Infatti – come risulta sia dalla trascrizione, nel ricorso, di parte dell’appello, sia dallo stesso controricorso- l’Ufficio appellante aveva introdotto la questione dell’effettivo importo dell’i.r.a.p. versata dal contribuente, e quindi da rimborsare a quest’ultimo, assumendo che esso fosse inferiore a quello domandato e riconosciuto in primo grado, e lo stesso contribuente, nelle proprie controdeduzioni in appello, aveva riconosciuto di avere diritto ad un rimborso minore di quello richiesto nell’istanza originaria. Pertanto il giudice a quo, confermato l’an del credito da rimborsare, avrebbe dovuto provvedere sulla questione, accertandone l’effettivo quantum, ciò che non è avvenuto.

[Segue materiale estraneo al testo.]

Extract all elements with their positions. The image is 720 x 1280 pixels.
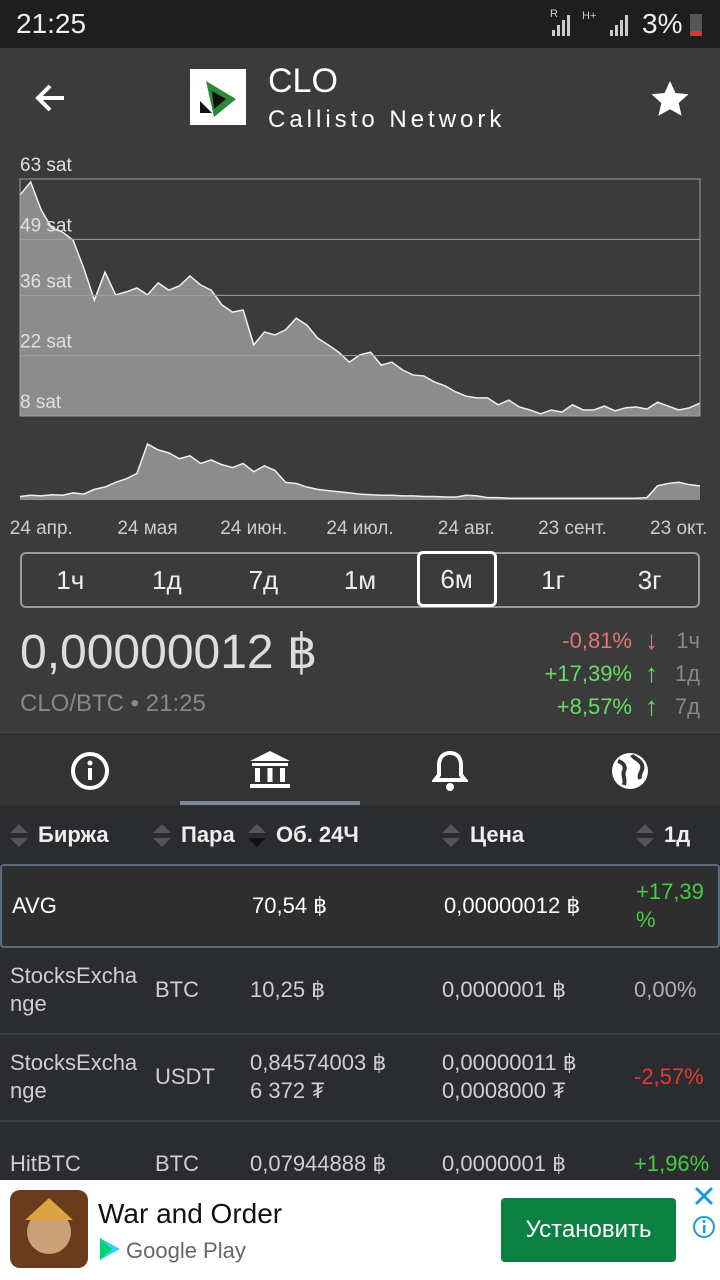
ad-close[interactable] xyxy=(690,1184,718,1244)
change-arrow: ↑ xyxy=(645,658,658,688)
ad-store: Google Play xyxy=(126,1238,246,1263)
sort-arrows xyxy=(248,824,266,847)
table-row[interactable]: StocksExchange BTC 10,25 ฿ 0,0000001 ฿ 0,00% xyxy=(0,948,720,1035)
tab-bar xyxy=(0,734,720,806)
coin-name: Callisto Network xyxy=(268,106,506,133)
period-button[interactable]: 1ч xyxy=(56,565,85,595)
area-fill xyxy=(20,444,700,500)
exchange-name: StocksExchange xyxy=(10,1049,138,1103)
period-button[interactable]: 1м xyxy=(343,565,377,595)
price: 0,0000001 ฿ xyxy=(442,1150,567,1176)
period-button[interactable]: 3г xyxy=(637,565,662,595)
exchange-name: HitBTC xyxy=(10,1150,81,1176)
change-value: -0,81% xyxy=(562,628,632,653)
sort-arrows xyxy=(10,824,28,847)
period-selector: 1ч 1д 7д 1м 6м 1г 3г xyxy=(20,551,700,608)
price-pair: CLO/BTC • 21:25 xyxy=(20,690,206,717)
clock: 21:25 xyxy=(16,8,87,39)
pair: BTC xyxy=(155,1150,199,1176)
x-tick-label: 24 авг. xyxy=(438,518,495,539)
period-button[interactable]: 1д xyxy=(152,565,182,595)
y-tick-label: 36 sat xyxy=(20,271,72,292)
x-tick-label: 24 июл. xyxy=(326,518,393,539)
exchange-name: AVG xyxy=(12,893,57,918)
x-tick-label: 24 апр. xyxy=(10,518,73,539)
pair: USDT xyxy=(155,1063,215,1089)
back-button[interactable] xyxy=(32,80,68,116)
area-fill xyxy=(20,182,700,416)
change-value: +8,57% xyxy=(556,694,632,719)
change: +1,96% xyxy=(634,1150,710,1176)
change-period: 1ч xyxy=(676,628,700,653)
exchange-name: StocksExchange xyxy=(10,962,138,1016)
period-button[interactable]: 7д xyxy=(248,565,279,595)
change-value: +17,39% xyxy=(544,661,632,686)
change-arrow: ↑ xyxy=(645,691,658,721)
status-bar: 21:25 R H+ 3% xyxy=(0,0,720,48)
price: 0,0000001 ฿ xyxy=(442,976,567,1002)
volume: 10,25 ฿ xyxy=(250,976,326,1002)
volume: 70,54 ฿ xyxy=(252,893,328,918)
play-icon xyxy=(100,1238,120,1260)
area-line xyxy=(19,442,701,499)
change: +17,39 % xyxy=(636,879,704,932)
y-tick-label: 8 sat xyxy=(20,392,62,413)
table-row[interactable]: HitBTC BTC 0,07944888 ฿ 0,0000001 ฿ +1,96% xyxy=(0,1122,720,1180)
sort-arrows xyxy=(153,824,171,847)
install-button[interactable]: Установить xyxy=(501,1198,676,1262)
price: 0,00000011 ฿ xyxy=(442,1049,577,1075)
price: 0,00000012 ฿ xyxy=(444,893,581,918)
signal-icons xyxy=(552,15,628,36)
volume: 6 372 ₮ xyxy=(250,1077,325,1103)
y-tick-label: 63 sat xyxy=(20,155,72,176)
x-tick-label: 23 окт. xyxy=(650,518,707,539)
table-row[interactable]: StocksExchange USDT 0,84574003 ฿ 6 372 ₮ 0,0… xyxy=(0,1035,720,1122)
sort-arrows xyxy=(636,824,654,847)
tab-indicator xyxy=(180,801,360,805)
battery-icon xyxy=(690,14,702,36)
network-label: H+ xyxy=(582,10,597,22)
x-tick-label: 23 сент. xyxy=(538,518,607,539)
price-chart: 63 sat 49 sat 36 sat 22 sat 8 sat 24 апр. 24 м… xyxy=(10,155,708,539)
change: 0,00% xyxy=(634,976,697,1002)
table-row[interactable]: AVG 70,54 ฿ 0,00000012 ฿ +17,39 % xyxy=(0,864,720,948)
battery-level: 3% xyxy=(642,8,683,39)
coin-logo xyxy=(190,69,246,125)
sort-arrows xyxy=(442,824,460,847)
favorite-button[interactable] xyxy=(650,80,690,118)
column-header[interactable]: Цена xyxy=(470,822,525,847)
column-header[interactable]: 1д xyxy=(664,822,691,847)
ad-banner[interactable]: War and Order Google Play Установить xyxy=(0,1180,720,1280)
exchanges-table: Биржа Пара Об. 24Ч Цена 1д AVG 70,54 ฿ 0,000000… xyxy=(0,806,720,1180)
ad-title: War and Order xyxy=(98,1198,283,1229)
info-tab[interactable] xyxy=(70,751,110,791)
price-value: 0,00000012 ฿ xyxy=(20,626,318,679)
x-tick-label: 24 мая xyxy=(117,518,177,539)
x-tick-label: 24 июн. xyxy=(220,518,287,539)
coin-symbol: CLO xyxy=(268,62,338,100)
ad-icon xyxy=(10,1190,88,1268)
column-header[interactable]: Пара xyxy=(181,822,235,847)
y-tick-label: 49 sat xyxy=(20,215,72,236)
area-line xyxy=(19,180,701,415)
period-button[interactable]: 1г xyxy=(541,565,566,595)
network-label: R xyxy=(550,8,558,20)
period-button[interactable]: 6м xyxy=(416,551,497,607)
change: -2,57% xyxy=(634,1063,704,1089)
alerts-tab[interactable] xyxy=(432,749,468,793)
price: 0,0008000 ₮ xyxy=(442,1077,566,1103)
volume: 0,84574003 ฿ xyxy=(250,1049,387,1075)
pair: BTC xyxy=(155,976,199,1002)
volume: 0,07944888 ฿ xyxy=(250,1150,387,1176)
table-header: Биржа Пара Об. 24Ч Цена 1д xyxy=(0,806,720,864)
change-period: 1д xyxy=(674,661,700,686)
column-header[interactable]: Биржа xyxy=(38,822,109,847)
y-tick-label: 22 sat xyxy=(20,332,72,353)
change-period: 7д xyxy=(674,694,700,719)
change-arrow: ↓ xyxy=(645,625,658,655)
column-header[interactable]: Об. 24Ч xyxy=(276,822,359,847)
web-tab[interactable] xyxy=(610,751,650,791)
exchanges-tab[interactable] xyxy=(248,749,292,791)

La sentenza impugnata va quindi cassata. Poiché, pur concordando entrambe le parti che il credito da rimborsare al contribuente sia inferiore a quello domandato e riconosciuto dalla sentenza di primo grado, le cifre da ciascuna rispettivamente indicate non sono conformi, la determinazione del quantum debeatur richiede un accertamento in fatto che non è possibile in questa sede e va rimesso al giudice a quo.
P.Q.M.
Accoglie il secondo motivo di ricorso nei termini di cui in motivazione; rigetta il primo motivo di ricorso;
cassa la sentenza impugnata in relazione al motivo accolto; rinvia alla Commissione tributaria regionale dell’Umbria, in diversa composizione, cui demanda di provvedere anche sulle spese del giudizio di legittimità.